BOQ vague on CIT details

Ian Rogers
Bank of Queensland yesterday completed two acquisitions announced earlier in the year, one in equipment finance and one in insurance.

The more significant acquisition is the vendor finance business of CIT Group (Australia), and which provides rental finance for firms such as Computer Associates and Western Star trucks.  What BOQ paid is something the bank left deliberately vague in its ASX announcement.

The bank said it was paying $475 million as "a combined total for purchase consideration and debt refinance".  The value of the assets it bought was also left vague, with the bank recycling the original announcement formula that assets being bought from CIT represent roughly 15 per cent of the bank's exciting equipment finance book of $3.4 billion.

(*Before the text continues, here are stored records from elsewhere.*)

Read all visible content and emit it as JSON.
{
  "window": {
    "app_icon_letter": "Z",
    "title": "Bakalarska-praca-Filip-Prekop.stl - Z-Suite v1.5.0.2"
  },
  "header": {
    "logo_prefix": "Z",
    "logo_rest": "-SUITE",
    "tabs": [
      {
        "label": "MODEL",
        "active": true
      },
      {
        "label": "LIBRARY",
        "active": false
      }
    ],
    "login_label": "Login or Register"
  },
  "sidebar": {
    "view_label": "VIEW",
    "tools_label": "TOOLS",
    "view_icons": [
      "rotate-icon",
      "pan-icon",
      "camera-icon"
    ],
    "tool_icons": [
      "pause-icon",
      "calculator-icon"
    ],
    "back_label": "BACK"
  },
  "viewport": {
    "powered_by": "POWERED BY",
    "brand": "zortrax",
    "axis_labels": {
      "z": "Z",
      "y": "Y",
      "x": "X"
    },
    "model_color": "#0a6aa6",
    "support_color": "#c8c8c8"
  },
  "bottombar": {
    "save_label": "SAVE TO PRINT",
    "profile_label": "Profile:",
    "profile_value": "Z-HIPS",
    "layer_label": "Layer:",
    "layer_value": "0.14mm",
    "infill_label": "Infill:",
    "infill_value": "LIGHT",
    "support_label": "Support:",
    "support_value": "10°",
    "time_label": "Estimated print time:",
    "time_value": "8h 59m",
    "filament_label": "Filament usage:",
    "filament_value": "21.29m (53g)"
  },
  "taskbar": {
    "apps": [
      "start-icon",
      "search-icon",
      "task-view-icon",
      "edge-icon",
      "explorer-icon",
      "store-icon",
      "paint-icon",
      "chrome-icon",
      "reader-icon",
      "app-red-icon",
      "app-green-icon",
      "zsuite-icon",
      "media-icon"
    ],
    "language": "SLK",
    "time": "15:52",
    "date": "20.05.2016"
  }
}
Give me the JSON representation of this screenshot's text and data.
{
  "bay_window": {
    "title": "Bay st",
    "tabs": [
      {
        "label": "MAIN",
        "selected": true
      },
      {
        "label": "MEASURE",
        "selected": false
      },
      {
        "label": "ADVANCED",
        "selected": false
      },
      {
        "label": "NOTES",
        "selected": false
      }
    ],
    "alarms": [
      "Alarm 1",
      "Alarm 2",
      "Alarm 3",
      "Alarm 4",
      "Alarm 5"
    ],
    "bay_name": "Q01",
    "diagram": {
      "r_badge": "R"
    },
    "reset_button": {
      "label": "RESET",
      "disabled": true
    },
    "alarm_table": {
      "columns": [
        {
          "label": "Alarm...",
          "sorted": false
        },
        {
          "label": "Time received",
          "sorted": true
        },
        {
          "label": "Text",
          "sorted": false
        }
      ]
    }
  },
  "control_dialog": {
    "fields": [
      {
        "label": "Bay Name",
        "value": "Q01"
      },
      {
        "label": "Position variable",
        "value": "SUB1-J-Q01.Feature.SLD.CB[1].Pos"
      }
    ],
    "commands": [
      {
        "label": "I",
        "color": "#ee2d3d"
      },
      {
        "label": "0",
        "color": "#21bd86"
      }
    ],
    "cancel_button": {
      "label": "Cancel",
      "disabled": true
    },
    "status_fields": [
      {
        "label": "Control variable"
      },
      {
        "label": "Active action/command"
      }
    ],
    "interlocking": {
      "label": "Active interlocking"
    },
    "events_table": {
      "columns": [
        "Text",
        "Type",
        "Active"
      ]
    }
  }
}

While that's around $500 million, the financial statements for CIT in Australia show assets of $760 million at the end of 2009. Financial statements of CIT group suggest receivables in Australia exceeded $1.1 billion at March 2010.

The difference will be the aircraft finance business of CIT that BOQ is not buying.  

Bank of Queensland also said it completed the purchase of St Andrews Insurance (Australia) and also the associated life company, which were sold by Commonwealth Bank (and both formerly owned by BankWest).

BOQ at least managed to disclose what it paid Commonwealth Bank for St Andrews, at $45 million. This is more than three times the capital base of the general insurance business of St Andrews according to APRA data, and 13 times the reported 2009 profit, again according to APRA.

When announcing the proposed purchase of St Andrews in March, BOQ said that the gross written premium of the two insurance businesses was $75 million and there were 165,000 policy holders.

Many of these are already BOQ customers who hold credit insurance policies.  Yesterday BOQ did not mention any data on premium income, which APRA's General Insurance Bulletin shows to be only $15 million.